Ossenfort has previous experience building successful rosters with the New England Patriots and Tennessee Titans, and there's hope that can bleed into the desert:
“There's processes that I believe in. There are systems in terms of how we evaluate players. I would say there's systems in place of how we value players in terms of a monetary component. I think overall it's just a general overall feel how the building works. I think that's an important component," said Ossenfort.
"I think having everyone on the same page in terms of knowing their role and knowing how their job contributes to us having success is of utmost importance. How I present that and the processes of how we do some of the things that we do along the way may be similar to the places that I've been in the past, but the way I do it and the way I ask people to go about their work—I believe that's where my spin comes into play.”
Part of that spin includes four Super Bowl wins with New England. Many teams have tried to emulate what has been deemed the "Patriot Way" with very little success outside of the organization.
Ossenfort hopes to break that trend.
"I think the big thing on that is a complete organizational alignment in what exactly it is that we're trying to do. That goes through all levels of football operations. That's a clear definition of not only what we're looking for in players, but what we're looking for in staff," he said.

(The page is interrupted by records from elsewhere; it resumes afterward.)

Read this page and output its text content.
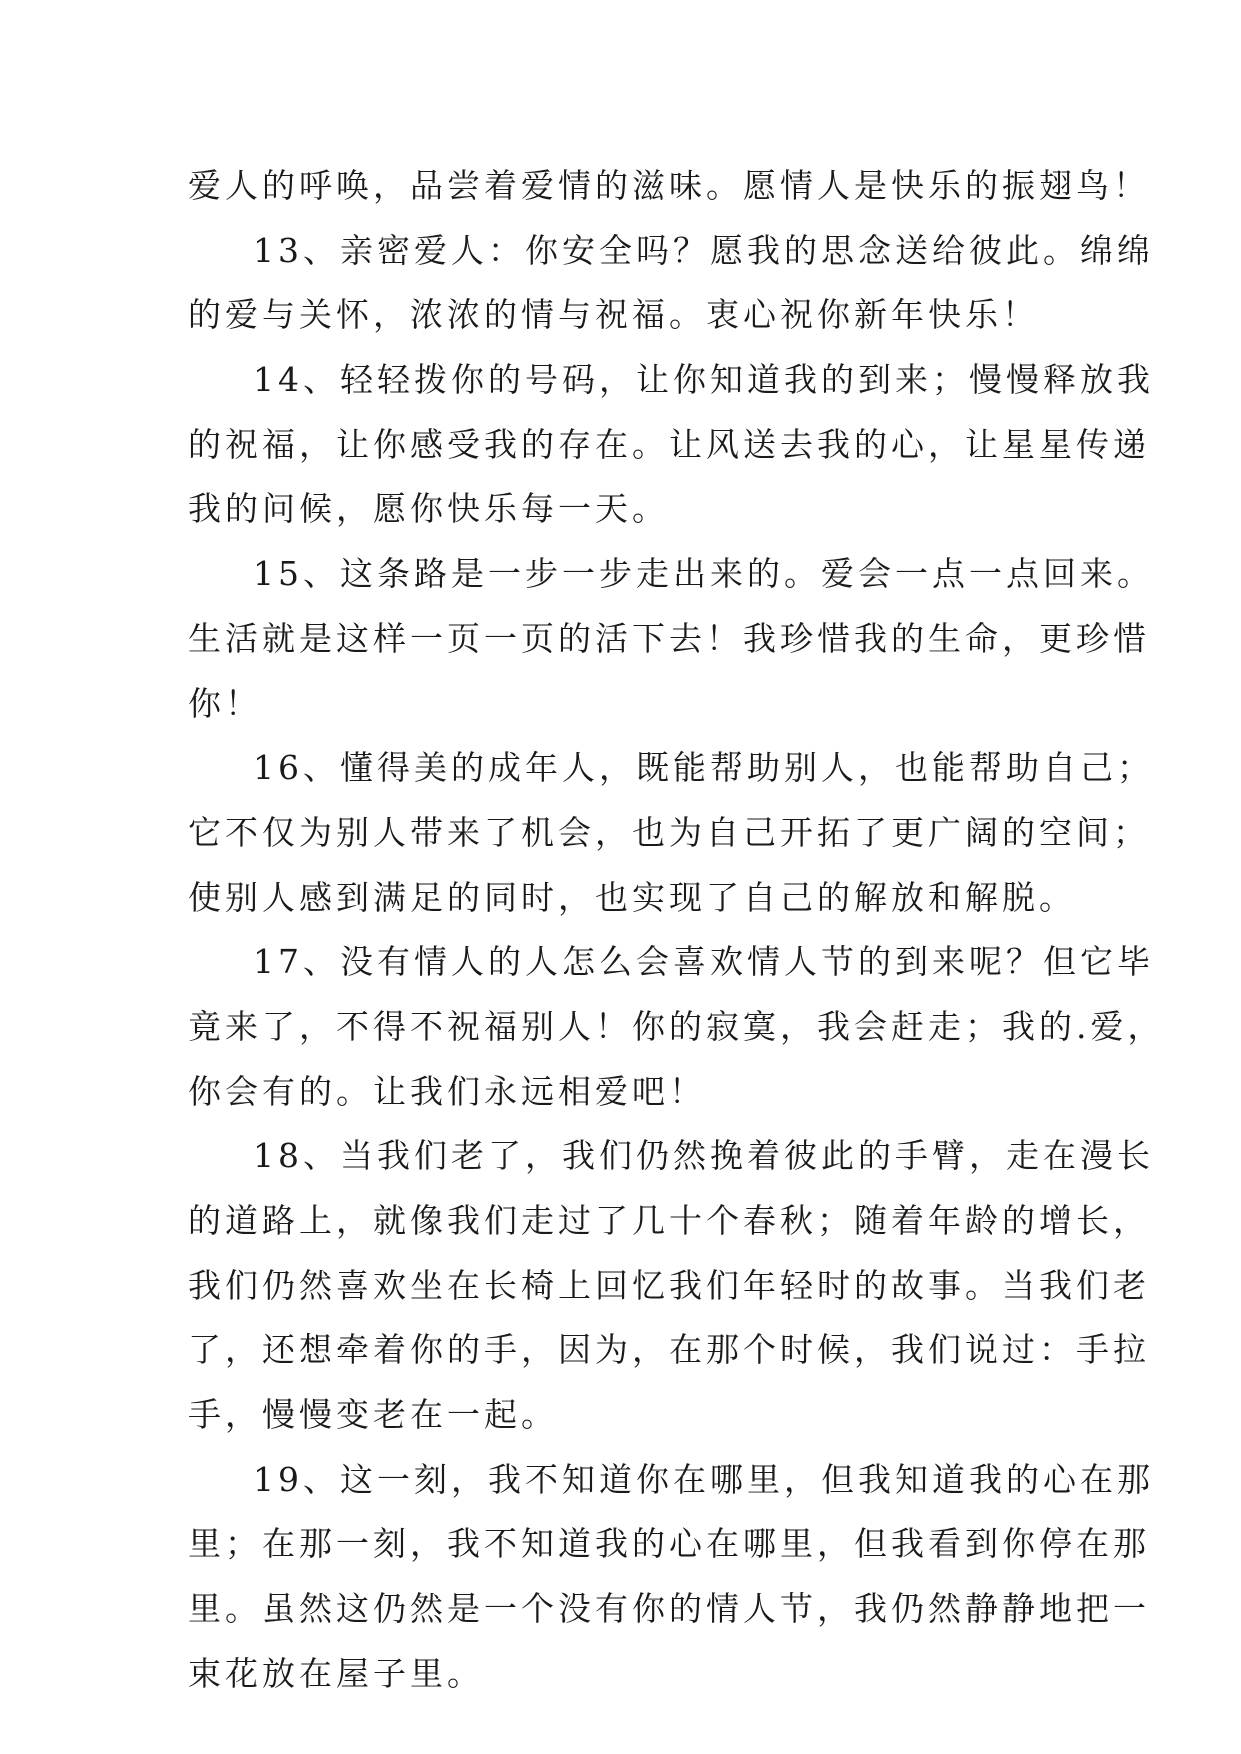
爱人的呼唤，品尝着爱情的滋味。愿情人是快乐的振翅鸟！
13、亲密爱人：你安全吗？愿我的思念送给彼此。绵绵
的爱与关怀，浓浓的情与祝福。衷心祝你新年快乐！
14、轻轻拨你的号码，让你知道我的到来；慢慢释放我
的祝福，让你感受我的存在。让风送去我的心，让星星传递
我的问候，愿你快乐每一天。
15、这条路是一步一步走出来的。爱会一点一点回来。
生活就是这样一页一页的活下去！我珍惜我的生命，更珍惜
你！
16、懂得美的成年人，既能帮助别人，也能帮助自己；
它不仅为别人带来了机会，也为自己开拓了更广阔的空间；
使别人感到满足的同时，也实现了自己的解放和解脱。
17、没有情人的人怎么会喜欢情人节的到来呢？但它毕
竟来了，不得不祝福别人！你的寂寞，我会赶走；我的.爱，
你会有的。让我们永远相爱吧！
18、当我们老了，我们仍然挽着彼此的手臂，走在漫长
的道路上，就像我们走过了几十个春秋；随着年龄的增长，
我们仍然喜欢坐在长椅上回忆我们年轻时的故事。当我们老
了，还想牵着你的手，因为，在那个时候，我们说过：手拉
手，慢慢变老在一起。
19、这一刻，我不知道你在哪里，但我知道我的心在那
里；在那一刻，我不知道我的心在哪里，但我看到你停在那
里。虽然这仍然是一个没有你的情人节，我仍然静静地把一
束花放在屋子里。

"What is asked of each individual person, what their role contributes to us winning games and that permeates all levels of the organization. If your job is to catch touchdown passes or if your job is to tape ankles, to scout players, or to prepare the food—every job is important. Getting everybody on the same page and moving in that direction is the key of what I believe was a huge part of those successful New England teams.”
"There are core beliefs that I believe I will take from there as I will take from every step along my way that I plan to bring here, put my own spin on it and make it the Cardinal way."
Time will tell what exactly that Cardinal way is and how it functions compared to previous regimes. Yet for now, there's hope that Ossenfort can play a role in helping Arizona get back on track.